Когда скончался митрополит Макарий, основавший Печатный двор в Москве, где работал Федоров, для мастера все и закончилось. Издав "Апостола", Федоров уехал из Москвы, предчувствуя надвигающуюся грозу — уже тогда только-только создавалась опричнина…

Иван Федоров всю жизнь вынужден был скитаться, всюду влача за собою свой огромный книгопечатный станок. После смерти Ходкевича Федоров переехал во Львов, и в этом тесном неуютном помещении на какое-то время появилась первая типография на будущей Украинской земле…

— Сам-то воевать отправишься? — вопросил Федоров.

— Отправлюсь, — кивнул Курбский.

— Да, — протянул с сожалением мастер, — долго, видать, русские русских бить будут. А ляхи со стороны глядеть станут и радоваться, что один народ лбами сталкивает.

Князь молчал, обдумывая эти слова. Действительно ведь, большая часть населения Литвы — православные русичи, веками сохраняющие свою веру, несмотря на нападки католиков.

— Один ли это народ? — усомнился Курбский.

— Чем русские от литовских русинов отличаются, скажи? Бог и вера у нас одна, язык один, кровь одна. Однако гонят их на войну друг против друга и говорят им при этом: "Это не те православные. Не те русские. Это другие! Бейте их". И они бьют. Ты и сам знаешь, с каким остервенением, жестокостью они друг друга бьют! Московиты русинов режут, а в Могилеве на невольничьих рынках вспомни, сколько "москальских девок" продавали задешево в рабы?

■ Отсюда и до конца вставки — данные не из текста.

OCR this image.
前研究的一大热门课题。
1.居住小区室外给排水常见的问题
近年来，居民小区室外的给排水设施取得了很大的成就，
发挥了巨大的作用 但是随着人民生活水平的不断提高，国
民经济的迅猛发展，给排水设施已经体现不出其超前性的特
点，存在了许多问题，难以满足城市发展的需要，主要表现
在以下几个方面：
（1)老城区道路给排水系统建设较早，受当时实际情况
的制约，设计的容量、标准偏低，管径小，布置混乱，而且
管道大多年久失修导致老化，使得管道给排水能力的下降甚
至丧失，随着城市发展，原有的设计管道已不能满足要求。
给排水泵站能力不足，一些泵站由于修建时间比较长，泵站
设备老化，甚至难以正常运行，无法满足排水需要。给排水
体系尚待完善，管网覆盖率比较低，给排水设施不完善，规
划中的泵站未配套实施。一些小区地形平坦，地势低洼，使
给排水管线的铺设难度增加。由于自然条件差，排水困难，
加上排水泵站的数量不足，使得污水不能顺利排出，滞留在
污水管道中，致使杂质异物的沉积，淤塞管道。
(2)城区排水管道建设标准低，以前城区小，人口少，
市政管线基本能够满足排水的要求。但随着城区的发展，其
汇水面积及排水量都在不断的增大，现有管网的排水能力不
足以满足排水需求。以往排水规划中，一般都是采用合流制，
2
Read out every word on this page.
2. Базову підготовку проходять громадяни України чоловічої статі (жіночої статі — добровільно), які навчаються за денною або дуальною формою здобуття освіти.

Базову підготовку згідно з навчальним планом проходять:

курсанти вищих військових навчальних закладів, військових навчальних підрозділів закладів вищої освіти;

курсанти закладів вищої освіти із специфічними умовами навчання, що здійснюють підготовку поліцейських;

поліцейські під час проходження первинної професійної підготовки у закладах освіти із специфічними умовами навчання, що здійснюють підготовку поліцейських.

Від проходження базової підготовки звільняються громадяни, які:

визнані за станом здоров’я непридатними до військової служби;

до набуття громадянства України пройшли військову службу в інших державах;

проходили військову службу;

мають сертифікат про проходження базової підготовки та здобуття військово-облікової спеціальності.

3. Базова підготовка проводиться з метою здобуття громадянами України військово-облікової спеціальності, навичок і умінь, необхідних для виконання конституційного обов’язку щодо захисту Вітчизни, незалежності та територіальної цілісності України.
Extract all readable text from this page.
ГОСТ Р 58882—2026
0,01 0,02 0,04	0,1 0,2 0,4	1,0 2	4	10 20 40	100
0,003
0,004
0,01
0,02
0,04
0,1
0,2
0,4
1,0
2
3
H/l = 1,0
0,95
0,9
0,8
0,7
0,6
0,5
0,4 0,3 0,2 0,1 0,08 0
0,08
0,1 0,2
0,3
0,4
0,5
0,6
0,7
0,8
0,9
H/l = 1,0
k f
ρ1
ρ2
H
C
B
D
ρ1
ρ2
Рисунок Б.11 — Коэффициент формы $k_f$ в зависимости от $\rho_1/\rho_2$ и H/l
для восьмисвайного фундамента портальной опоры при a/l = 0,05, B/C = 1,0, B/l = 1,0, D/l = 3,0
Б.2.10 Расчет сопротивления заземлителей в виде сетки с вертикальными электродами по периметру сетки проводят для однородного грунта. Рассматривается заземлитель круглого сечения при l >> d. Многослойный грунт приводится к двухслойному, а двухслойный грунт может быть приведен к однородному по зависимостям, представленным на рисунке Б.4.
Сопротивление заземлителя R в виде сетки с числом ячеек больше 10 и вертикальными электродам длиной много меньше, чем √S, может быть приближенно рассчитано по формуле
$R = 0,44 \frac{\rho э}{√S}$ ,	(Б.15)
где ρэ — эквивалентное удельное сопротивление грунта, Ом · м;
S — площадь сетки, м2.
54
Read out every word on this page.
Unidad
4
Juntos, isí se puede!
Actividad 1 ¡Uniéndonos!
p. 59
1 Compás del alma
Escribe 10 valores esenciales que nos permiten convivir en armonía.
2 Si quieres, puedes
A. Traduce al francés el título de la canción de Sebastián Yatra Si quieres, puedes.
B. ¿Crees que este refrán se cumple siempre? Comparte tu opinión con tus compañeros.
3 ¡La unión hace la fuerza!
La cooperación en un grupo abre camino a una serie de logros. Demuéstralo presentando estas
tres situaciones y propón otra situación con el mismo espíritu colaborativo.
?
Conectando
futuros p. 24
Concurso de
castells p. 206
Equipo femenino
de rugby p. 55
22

Курбский молчал, обдумывая эти слова.

— Вечный спор славян меж собою! — продолжал Федоров, опустив голову. — Мыслю, никогда ему не завершиться. И чем больше государи нас лбами сталкивают, тем сильнее разделение. Вспомни ранее! Ежели раньше Литва и Русь воевали и захватывали земли друг друга, то люд, проживающий на тех землях, и помыслить не мог, чтобы покинуть свой дом. А сейчас? Московиты захватят город и всех русинов литовских в шею гонят! Прочь, мол, чужаки! И заселяют своим народом! И сколь уже так воевали? Сколь будем еще воевать? Я это токмо здесь увидел и осознал, что это война одного народа меж собою. Ненависть взращивают друг в друге…

— И чем сей спор завершится, думаешь? Объединимся когда-нибудь? — Курбский искоса глянул на него.

— Это вряд ли. Мыслю, война эта окончательно народ разделила. Ибо то, что они учиняют друг над другом — такое не забудется. Уже не забудется… А сохранят ли русины в Литве свою веру? После проклятой Люблинской унии ляхи господствуют всюду. И православную веру в покое они не оставят! Уже начинают притеснять… И два народа единоверных меж собой стравливают…

Взгляд печатника обращен в вечность. Сгорбив похудевший стан, сидит он на лавке неподвижно, глядит перед собой, словно сумел узреть то далекое будущее, о коем он с таким опасением и скорбью говорил. Мог ли знать он, что неизбежное этническое разделение, уготованное историей, приведет однажды к тому, что на землях этих возникнут три нации — русская, белорусская и украинская, и ненависть эта, копившаяся веками, никуда не уйдет и будет углем тлеть под золой, грозя разгореться вновь этим страшным пламенем!

— Сие неизбежно. Тем более, пока Россией будет править такой царь, как Иоанн, — покачал головой Курбский. Федоров печально усмехнулся, словно дивясь наивности князя.

— А ежели и суждено быть этой борьбе, да будет так. И победит сильнейший, — продолжал князь. — Пусть выживет достойный. Ты и сам видишь, мастер, каково живется на Руси, что люди там погрязли в холопстве и невежестве. Здесь тебя боготворят, ибо понимают, какое великое дело ты несешь в мир. Там тебя не понял никто, кроме покойных Макария и Сильвестра. Ты в Москве был подобно белой вороне, а тут? Здесь твой великий ум нашел свое применение. Так, быть может, будущее за литовскими русинами?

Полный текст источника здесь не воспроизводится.